Over in the Media WG we're trying to help web developers serving media content provide the best end user experience and we've encountered an interesting scenario that we'd like to get the CSSWG's feedback on. @chcunningham did a great job summarizing the *very long* discussion down to the various options we feel are available [here](https://github.com/w3c/media-capabilities/issues/135#issuecomment-547673815).

> New summary:
>
> For most UA implementations, video is like any other element in terms of its participation in the CSS and Document object model. But TVs (and cast dongles) have distinct code/hw paths ("planes") for rendering video vs other elements ("graphics"). Generally, video can be rendered at the devices native resolution (e.g. 4K) and can take full advantage of the devices HDR/WCG capabilities, while graphics are likely rasterized at a much lower resolution (720p or 1080p) with ~sRGB 8 bit color. Many TVs have this problem. TVs are an very important media consumer. This problem is not predicted to work itself out with time.
>
>With this in mind, we aim to design an API that works for TV and non-TV UAs to signal when a Screen supports HDR and/or 4K resolution. We've discussed 3 approaches.
>
>**1. clean but half-broken:** Add Screen.hdrSupported alongside existing Screen.width and height properties
>
>Like width and height, hdrSupported is assumed to describe hdr support for video and graphics alike. This is a natural extension of the current Screen object, but it offers TVs no way to signal their distinct video vs graphics capabilities.
>
>TVs can pick one plane to describe and lie about the other. Lying is obviously unpleasant, and it has various trade-offs / breaks depending on which plane is reported and specific use cases (covered earlier in this thread).
>
>**2. verbose but functional:** Add video* prefixed media queries media features for the video plane. The running list of features to prefix includes: color, color-gamut, color-index, device-aspect-ratio, resolution, height, width and (new) hdrSupported
>
>TVs will use the video* prefixed versions to surface the hdr and 4k support for video, while signalling sdr and 720p-1080p for graphics via the existing (unprefixed) properties. For non-TVs, the video* prefixed values will all be the same as their unprefixed counterparts.
>
>This is equivalent (and could accompany) an earlier proposal to add a new "video" property bag to Screen for video plane properties.
>
>This completely solves the problem. It also standardizes this TV quirk into the web platform in a highly visible manner.

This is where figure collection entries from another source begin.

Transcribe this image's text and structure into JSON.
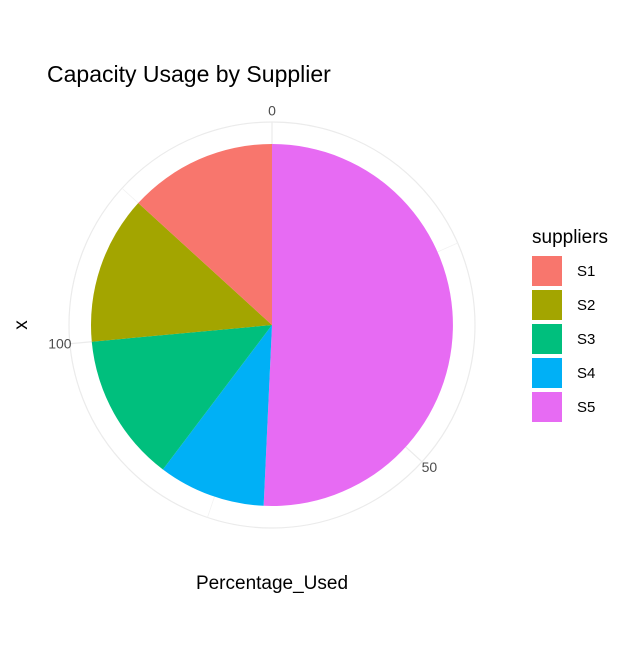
{
  "chart_data": {
    "type": "pie",
    "title": "Capacity Usage by Supplier",
    "xlabel": "Percentage_Used",
    "ylabel": "x",
    "theta_ticks": [
      {
        "value": 0,
        "label": "0"
      },
      {
        "value": 50,
        "label": "50"
      },
      {
        "value": 100,
        "label": "100"
      }
    ],
    "theta_max": 136,
    "grid": true,
    "legend": {
      "title": "suppliers",
      "position": "right"
    },
    "series": [
      {
        "name": "S1",
        "value": 18,
        "color": "#F8766D"
      },
      {
        "name": "S2",
        "value": 18,
        "color": "#A3A500"
      },
      {
        "name": "S3",
        "value": 18,
        "color": "#00BF7D"
      },
      {
        "name": "S4",
        "value": 13,
        "color": "#00B0F6"
      },
      {
        "name": "S5",
        "value": 69,
        "color": "#E76BF3"
      }
    ]
  }
}
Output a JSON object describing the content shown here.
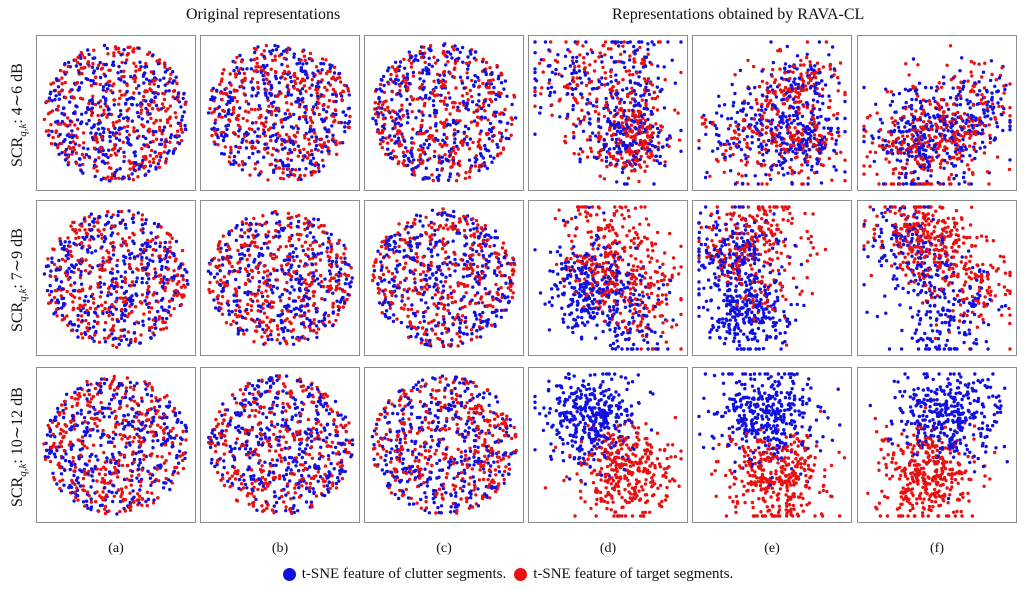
{
  "titles": {
    "left": "Original representations",
    "right": "Representations obtained by RAVA-CL"
  },
  "row_labels": [
    "SCR",
    "SCR",
    "SCR"
  ],
  "row_label_parts": [
    {
      "prefix": "SCR",
      "sub": "q,k",
      "suffix": ": 4∼6 dB"
    },
    {
      "prefix": "SCR",
      "sub": "q,k",
      "suffix": ": 7∼9 dB"
    },
    {
      "prefix": "SCR",
      "sub": "q,k",
      "suffix": ": 10∼12 dB"
    }
  ],
  "column_labels": [
    "(a)",
    "(b)",
    "(c)",
    "(d)",
    "(e)",
    "(f)"
  ],
  "legend": [
    {
      "label": "t-SNE feature of clutter segments.",
      "color": "#1010e0"
    },
    {
      "label": "t-SNE feature of target segments.",
      "color": "#e81010"
    }
  ],
  "chart_data": {
    "type": "scatter",
    "description_kind": "grid of t-SNE scatter panels",
    "rows": 3,
    "columns": 6,
    "series_colors": {
      "clutter": "#1010e0",
      "target": "#e81010"
    },
    "axes": "hidden",
    "grid": false,
    "legend_placement": "bottom-center",
    "panels": [
      {
        "row": 0,
        "col": 0,
        "shape": "disc",
        "separation": "mixed"
      },
      {
        "row": 0,
        "col": 1,
        "shape": "disc",
        "separation": "mixed"
      },
      {
        "row": 0,
        "col": 2,
        "shape": "disc",
        "separation": "mixed"
      },
      {
        "row": 0,
        "col": 3,
        "shape": "blob",
        "separation": "mixed"
      },
      {
        "row": 0,
        "col": 4,
        "shape": "blob",
        "separation": "mixed"
      },
      {
        "row": 0,
        "col": 5,
        "shape": "blob",
        "separation": "mixed"
      },
      {
        "row": 1,
        "col": 0,
        "shape": "disc",
        "separation": "mixed"
      },
      {
        "row": 1,
        "col": 1,
        "shape": "disc",
        "separation": "mixed"
      },
      {
        "row": 1,
        "col": 2,
        "shape": "disc",
        "separation": "mixed"
      },
      {
        "row": 1,
        "col": 3,
        "shape": "blob",
        "separation": "partial"
      },
      {
        "row": 1,
        "col": 4,
        "shape": "blob",
        "separation": "partial"
      },
      {
        "row": 1,
        "col": 5,
        "shape": "blob",
        "separation": "partial"
      },
      {
        "row": 2,
        "col": 0,
        "shape": "disc",
        "separation": "mixed"
      },
      {
        "row": 2,
        "col": 1,
        "shape": "disc",
        "separation": "mixed"
      },
      {
        "row": 2,
        "col": 2,
        "shape": "disc",
        "separation": "mixed"
      },
      {
        "row": 2,
        "col": 3,
        "shape": "split",
        "separation": "separated"
      },
      {
        "row": 2,
        "col": 4,
        "shape": "split",
        "separation": "separated"
      },
      {
        "row": 2,
        "col": 5,
        "shape": "split",
        "separation": "separated"
      }
    ]
  }
}
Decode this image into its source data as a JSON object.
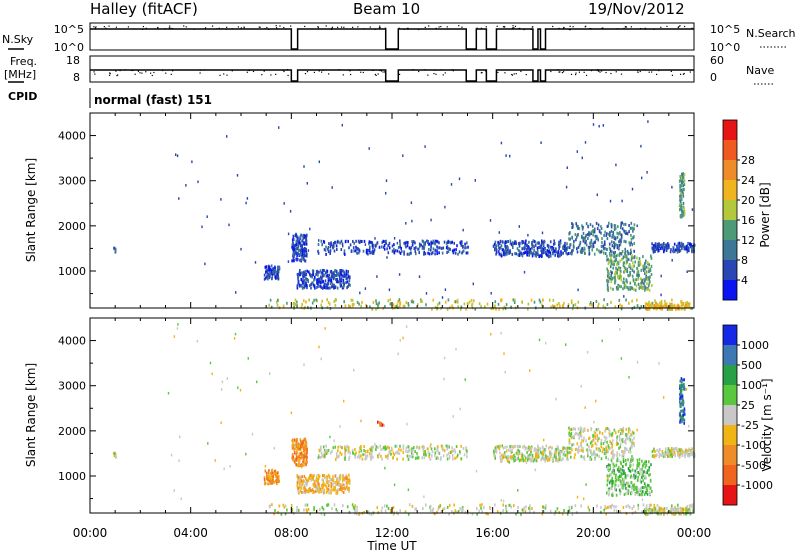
{
  "header": {
    "station": "Halley (fitACF)",
    "beam": "Beam 10",
    "date": "19/Nov/2012"
  },
  "status": {
    "nsky_label": "N.Sky",
    "nsky_ticks": [
      "10^5",
      "10^0"
    ],
    "nsearch_label": "N.Search",
    "nsearch_ticks": [
      "10^5",
      "10^0"
    ],
    "freq_label": "Freq.",
    "freq_unit": "[MHz]",
    "freq_ticks": [
      "18",
      "8"
    ],
    "nave_label": "Nave",
    "nave_ticks": [
      "60",
      "0"
    ],
    "cpid_label": "CPID",
    "cpid_value": "normal (fast) 151",
    "gap_intervals_hours": [
      [
        8.0,
        8.25
      ],
      [
        11.75,
        12.25
      ],
      [
        14.95,
        15.35
      ],
      [
        15.75,
        16.15
      ],
      [
        17.6,
        17.8
      ],
      [
        17.9,
        18.1
      ]
    ]
  },
  "chart_data": [
    {
      "type": "heatmap",
      "panel": "power",
      "ylabel": "Slant Range [km]",
      "ylim": [
        180,
        4500
      ],
      "yticks": [
        "1000",
        "2000",
        "3000",
        "4000"
      ],
      "xlim_hours": [
        0,
        24
      ],
      "colorbar": {
        "label": "Power [dB]",
        "ticks": [
          "4",
          "8",
          "12",
          "16",
          "20",
          "24",
          "28"
        ],
        "colors": [
          "#0a14f0",
          "#2846b4",
          "#3c7896",
          "#4c9a78",
          "#b4c83c",
          "#f0b41e",
          "#f08c28",
          "#f05a1e",
          "#e61414"
        ]
      },
      "clusters": [
        {
          "t": [
            0.9,
            1.0
          ],
          "r": [
            1450,
            1550
          ],
          "level": 1
        },
        {
          "t": [
            6.9,
            7.5
          ],
          "r": [
            850,
            1150
          ],
          "level": 1
        },
        {
          "t": [
            8.0,
            8.6
          ],
          "r": [
            1250,
            1850
          ],
          "level": 1
        },
        {
          "t": [
            8.2,
            10.3
          ],
          "r": [
            650,
            1050
          ],
          "level": 1
        },
        {
          "t": [
            9.0,
            15.0
          ],
          "r": [
            1400,
            1700
          ],
          "level": 1
        },
        {
          "t": [
            16.0,
            19.0
          ],
          "r": [
            1350,
            1700
          ],
          "level": 1
        },
        {
          "t": [
            19.0,
            21.6
          ],
          "r": [
            1400,
            2100
          ],
          "level": 2
        },
        {
          "t": [
            20.5,
            22.3
          ],
          "r": [
            600,
            1400
          ],
          "level": 3
        },
        {
          "t": [
            22.3,
            24.0
          ],
          "r": [
            1450,
            1650
          ],
          "level": 1
        },
        {
          "t": [
            7.0,
            24.0
          ],
          "r": [
            180,
            400
          ],
          "level": 4
        },
        {
          "t": [
            22.0,
            23.8
          ],
          "r": [
            180,
            320
          ],
          "level": 5
        },
        {
          "t": [
            23.4,
            23.6
          ],
          "r": [
            2200,
            3200
          ],
          "level": 3
        }
      ]
    },
    {
      "type": "heatmap",
      "panel": "velocity",
      "ylabel": "Slant Range [km]",
      "xlabel": "Time UT",
      "ylim": [
        180,
        4500
      ],
      "yticks": [
        "1000",
        "2000",
        "3000",
        "4000"
      ],
      "xlim_hours": [
        0,
        24
      ],
      "xticks": [
        "00:00",
        "04:00",
        "08:00",
        "12:00",
        "16:00",
        "20:00",
        "00:00"
      ],
      "colorbar": {
        "label": "Velocity [m s⁻¹]",
        "ticks": [
          "1000",
          "500",
          "100",
          "25",
          "-25",
          "-100",
          "-500",
          "-1000"
        ],
        "colors": [
          "#1428e6",
          "#3c78b4",
          "#28a046",
          "#5ac83c",
          "#c8c8c8",
          "#f0b414",
          "#f08c28",
          "#f0641e",
          "#e61414"
        ]
      },
      "clusters": [
        {
          "t": [
            0.9,
            1.0
          ],
          "r": [
            1450,
            1550
          ],
          "level": 4
        },
        {
          "t": [
            6.9,
            7.5
          ],
          "r": [
            850,
            1150
          ],
          "level": 6
        },
        {
          "t": [
            8.0,
            8.6
          ],
          "r": [
            1250,
            1850
          ],
          "level": 6
        },
        {
          "t": [
            8.2,
            10.3
          ],
          "r": [
            650,
            1050
          ],
          "level": 5
        },
        {
          "t": [
            11.4,
            11.6
          ],
          "r": [
            2150,
            2250
          ],
          "level": 7
        },
        {
          "t": [
            9.0,
            15.0
          ],
          "r": [
            1400,
            1700
          ],
          "level": 4
        },
        {
          "t": [
            16.0,
            19.0
          ],
          "r": [
            1350,
            1700
          ],
          "level": 4
        },
        {
          "t": [
            19.0,
            21.6
          ],
          "r": [
            1400,
            2100
          ],
          "level": 4
        },
        {
          "t": [
            20.5,
            22.3
          ],
          "r": [
            600,
            1400
          ],
          "level": 3
        },
        {
          "t": [
            22.3,
            24.0
          ],
          "r": [
            1450,
            1650
          ],
          "level": 4
        },
        {
          "t": [
            7.0,
            24.0
          ],
          "r": [
            180,
            400
          ],
          "level": 4
        },
        {
          "t": [
            22.0,
            23.8
          ],
          "r": [
            180,
            320
          ],
          "level": 4
        },
        {
          "t": [
            23.4,
            23.6
          ],
          "r": [
            2200,
            3200
          ],
          "level": 1
        }
      ]
    }
  ]
}
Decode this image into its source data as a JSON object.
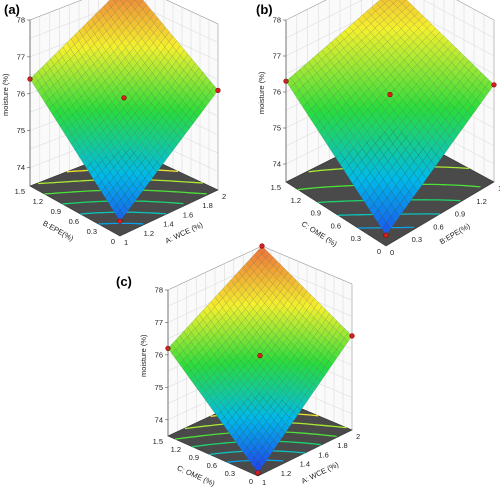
{
  "chart_data": [
    {
      "type": "surface3d",
      "panel_label": "(a)",
      "zlabel": "moisture  (%)",
      "xlabel": "A: WCE (%)",
      "ylabel": "B:EPE(%)",
      "x_ticks": [
        "1",
        "1.2",
        "1.4",
        "1.6",
        "1.8",
        "2"
      ],
      "y_ticks": [
        "0",
        "0.3",
        "0.6",
        "0.9",
        "1.2",
        "1.5"
      ],
      "z_ticks": [
        "74",
        "75",
        "76",
        "77",
        "78"
      ],
      "zlim": [
        73.5,
        78
      ],
      "corners": {
        "x_min_y_min": 73.9,
        "x_max_y_min": 76.2,
        "x_min_y_max": 76.4,
        "x_max_y_max": 78.0
      },
      "center": 76.0,
      "design_points": [
        {
          "x": 1,
          "y": 0,
          "z": 73.9
        },
        {
          "x": 2,
          "y": 0,
          "z": 76.2
        },
        {
          "x": 1,
          "y": 1.5,
          "z": 76.4
        },
        {
          "x": 2,
          "y": 1.5,
          "z": 78.0
        },
        {
          "x": 1.5,
          "y": 0.75,
          "z": 76.0
        }
      ]
    },
    {
      "type": "surface3d",
      "panel_label": "(b)",
      "zlabel": "moisture  (%)",
      "xlabel": "B:EPE(%)",
      "ylabel": "C: OME (%)",
      "x_ticks": [
        "0",
        "0.3",
        "0.6",
        "0.9",
        "1.2",
        "1.5"
      ],
      "y_ticks": [
        "0",
        "0.3",
        "0.6",
        "0.9",
        "1.2",
        "1.5"
      ],
      "z_ticks": [
        "74",
        "75",
        "76",
        "77",
        "78"
      ],
      "zlim": [
        73.5,
        78
      ],
      "corners": {
        "x_min_y_min": 73.8,
        "x_max_y_min": 76.2,
        "x_min_y_max": 76.3,
        "x_max_y_max": 77.4
      },
      "center": 76.0,
      "design_points": [
        {
          "x": 0,
          "y": 0,
          "z": 73.8
        },
        {
          "x": 1.5,
          "y": 0,
          "z": 76.2
        },
        {
          "x": 0,
          "y": 1.5,
          "z": 76.3
        },
        {
          "x": 0.75,
          "y": 0.75,
          "z": 76.0
        }
      ]
    },
    {
      "type": "surface3d",
      "panel_label": "(c)",
      "zlabel": "moisture  (%)",
      "xlabel": "A: WCE (%)",
      "ylabel": "C: OME (%)",
      "x_ticks": [
        "1",
        "1.2",
        "1.4",
        "1.6",
        "1.8",
        "2"
      ],
      "y_ticks": [
        "0",
        "0.3",
        "0.6",
        "0.9",
        "1.2",
        "1.5"
      ],
      "z_ticks": [
        "74",
        "75",
        "76",
        "77",
        "78"
      ],
      "zlim": [
        73.5,
        78
      ],
      "corners": {
        "x_min_y_min": 73.6,
        "x_max_y_min": 76.4,
        "x_min_y_max": 76.2,
        "x_max_y_max": 78.0
      },
      "center": 75.9,
      "design_points": [
        {
          "x": 1,
          "y": 0,
          "z": 73.6
        },
        {
          "x": 2,
          "y": 0,
          "z": 76.4
        },
        {
          "x": 1,
          "y": 1.5,
          "z": 76.2
        },
        {
          "x": 2,
          "y": 1.5,
          "z": 78.0
        },
        {
          "x": 1.5,
          "y": 0.75,
          "z": 75.9
        }
      ]
    }
  ]
}
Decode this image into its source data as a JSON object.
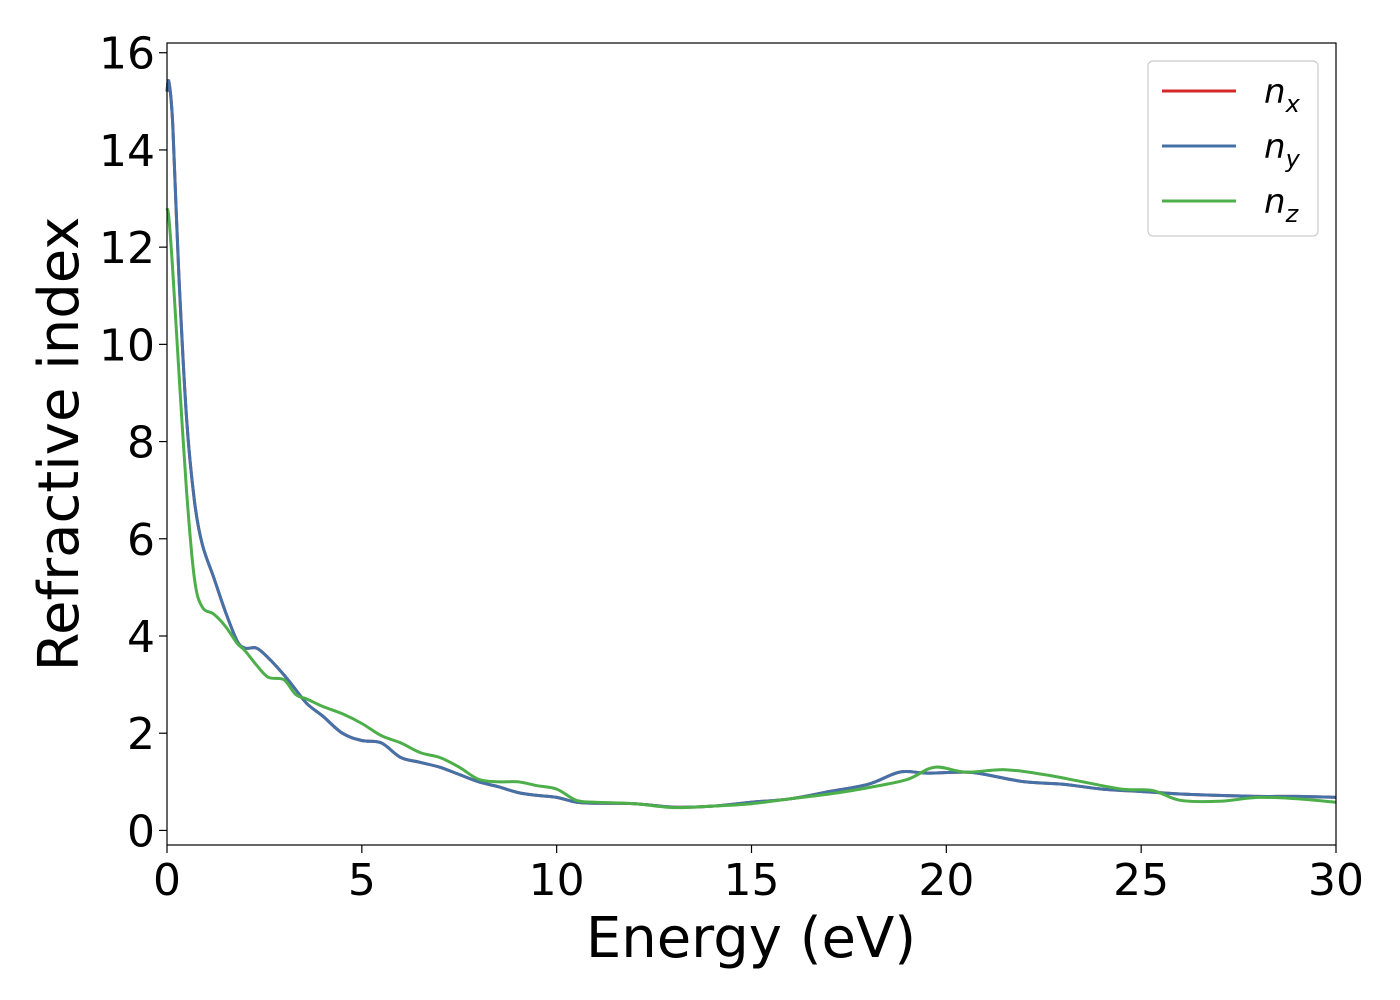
{
  "chart_data": {
    "type": "line",
    "xlabel": "Energy (eV)",
    "ylabel": "Refractive index",
    "xlim": [
      0,
      30
    ],
    "ylim": [
      -0.3,
      16.2
    ],
    "xticks": [
      0,
      5,
      10,
      15,
      20,
      25,
      30
    ],
    "yticks": [
      0,
      2,
      4,
      6,
      8,
      10,
      12,
      14,
      16
    ],
    "grid": false,
    "legend_position": "top-right",
    "series": [
      {
        "name": "n_x",
        "label_base": "n",
        "label_sub": "x",
        "color": "#d62728",
        "x": [
          0,
          0.05,
          0.15,
          0.3,
          0.5,
          0.7,
          0.9,
          1.2,
          1.5,
          1.8,
          2.0,
          2.3,
          2.6,
          3.0,
          3.3,
          3.6,
          4.0,
          4.5,
          5.0,
          5.5,
          6.0,
          6.5,
          7.0,
          7.5,
          8.0,
          8.5,
          9.0,
          9.5,
          10.0,
          10.5,
          11.0,
          12.0,
          13.0,
          14.0,
          15.0,
          16.0,
          17.0,
          18.0,
          18.8,
          19.5,
          20.5,
          21.0,
          22.0,
          23.0,
          24.0,
          25.0,
          26.0,
          27.0,
          28.0,
          29.0,
          30.0
        ],
        "values": [
          15.2,
          15.4,
          14.5,
          11.5,
          8.5,
          6.8,
          5.9,
          5.2,
          4.5,
          3.9,
          3.75,
          3.75,
          3.55,
          3.2,
          2.9,
          2.6,
          2.35,
          2.0,
          1.85,
          1.8,
          1.5,
          1.4,
          1.3,
          1.15,
          1.0,
          0.9,
          0.78,
          0.72,
          0.68,
          0.58,
          0.56,
          0.55,
          0.48,
          0.5,
          0.58,
          0.65,
          0.8,
          0.95,
          1.2,
          1.18,
          1.2,
          1.15,
          1.0,
          0.95,
          0.85,
          0.8,
          0.75,
          0.72,
          0.7,
          0.7,
          0.68
        ]
      },
      {
        "name": "n_y",
        "label_base": "n",
        "label_sub": "y",
        "color": "#4472a8",
        "x": [
          0,
          0.05,
          0.15,
          0.3,
          0.5,
          0.7,
          0.9,
          1.2,
          1.5,
          1.8,
          2.0,
          2.3,
          2.6,
          3.0,
          3.3,
          3.6,
          4.0,
          4.5,
          5.0,
          5.5,
          6.0,
          6.5,
          7.0,
          7.5,
          8.0,
          8.5,
          9.0,
          9.5,
          10.0,
          10.5,
          11.0,
          12.0,
          13.0,
          14.0,
          15.0,
          16.0,
          17.0,
          18.0,
          18.8,
          19.5,
          20.5,
          21.0,
          22.0,
          23.0,
          24.0,
          25.0,
          26.0,
          27.0,
          28.0,
          29.0,
          30.0
        ],
        "values": [
          15.2,
          15.4,
          14.5,
          11.5,
          8.5,
          6.8,
          5.9,
          5.2,
          4.5,
          3.9,
          3.75,
          3.75,
          3.55,
          3.2,
          2.9,
          2.6,
          2.35,
          2.0,
          1.85,
          1.8,
          1.5,
          1.4,
          1.3,
          1.15,
          1.0,
          0.9,
          0.78,
          0.72,
          0.68,
          0.58,
          0.56,
          0.55,
          0.48,
          0.5,
          0.58,
          0.65,
          0.8,
          0.95,
          1.2,
          1.18,
          1.2,
          1.15,
          1.0,
          0.95,
          0.85,
          0.8,
          0.75,
          0.72,
          0.7,
          0.7,
          0.68
        ]
      },
      {
        "name": "n_z",
        "label_base": "n",
        "label_sub": "z",
        "color": "#4daf4a",
        "x": [
          0,
          0.05,
          0.15,
          0.3,
          0.5,
          0.7,
          0.9,
          1.2,
          1.5,
          1.8,
          2.0,
          2.3,
          2.6,
          3.0,
          3.3,
          3.6,
          4.0,
          4.5,
          5.0,
          5.5,
          6.0,
          6.5,
          7.0,
          7.5,
          8.0,
          8.5,
          9.0,
          9.5,
          10.0,
          10.5,
          11.0,
          12.0,
          13.0,
          14.0,
          15.0,
          16.0,
          17.0,
          18.0,
          19.0,
          19.7,
          20.5,
          21.5,
          22.5,
          23.5,
          24.5,
          25.3,
          26.0,
          27.0,
          28.0,
          29.0,
          30.0
        ],
        "values": [
          12.8,
          12.6,
          11.5,
          9.5,
          7.0,
          5.2,
          4.6,
          4.45,
          4.2,
          3.85,
          3.7,
          3.4,
          3.15,
          3.1,
          2.8,
          2.7,
          2.55,
          2.4,
          2.2,
          1.95,
          1.8,
          1.6,
          1.5,
          1.3,
          1.05,
          1.0,
          1.0,
          0.92,
          0.85,
          0.62,
          0.58,
          0.55,
          0.47,
          0.5,
          0.55,
          0.65,
          0.75,
          0.88,
          1.05,
          1.3,
          1.2,
          1.25,
          1.15,
          1.0,
          0.85,
          0.82,
          0.62,
          0.6,
          0.68,
          0.65,
          0.58
        ]
      }
    ]
  }
}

>**3. clean and functional, but requires new semantics media types:** Add a new media-type (e.g. 'Video') where TV's could report the features of their video plane while continuing to use 'Screen' for graphics. Add a new hdrSupported media feature alongside existing width and height features, all of which would be accessible from both the Screen and Video media-types.
>
>This still standardizes the two-plane quirk, but hopefully with less of a footprint (if you're not writing a TV app, you might not even notice).

>New semantics required because we need Screen and Video to both be match-able by a given UA (where types historically are mutually exclusive). Media types are somewhat deprecated/discouraged - unclear whether this might breath some life back into them.

We'd love to get your feedback on the proposals. Thanks.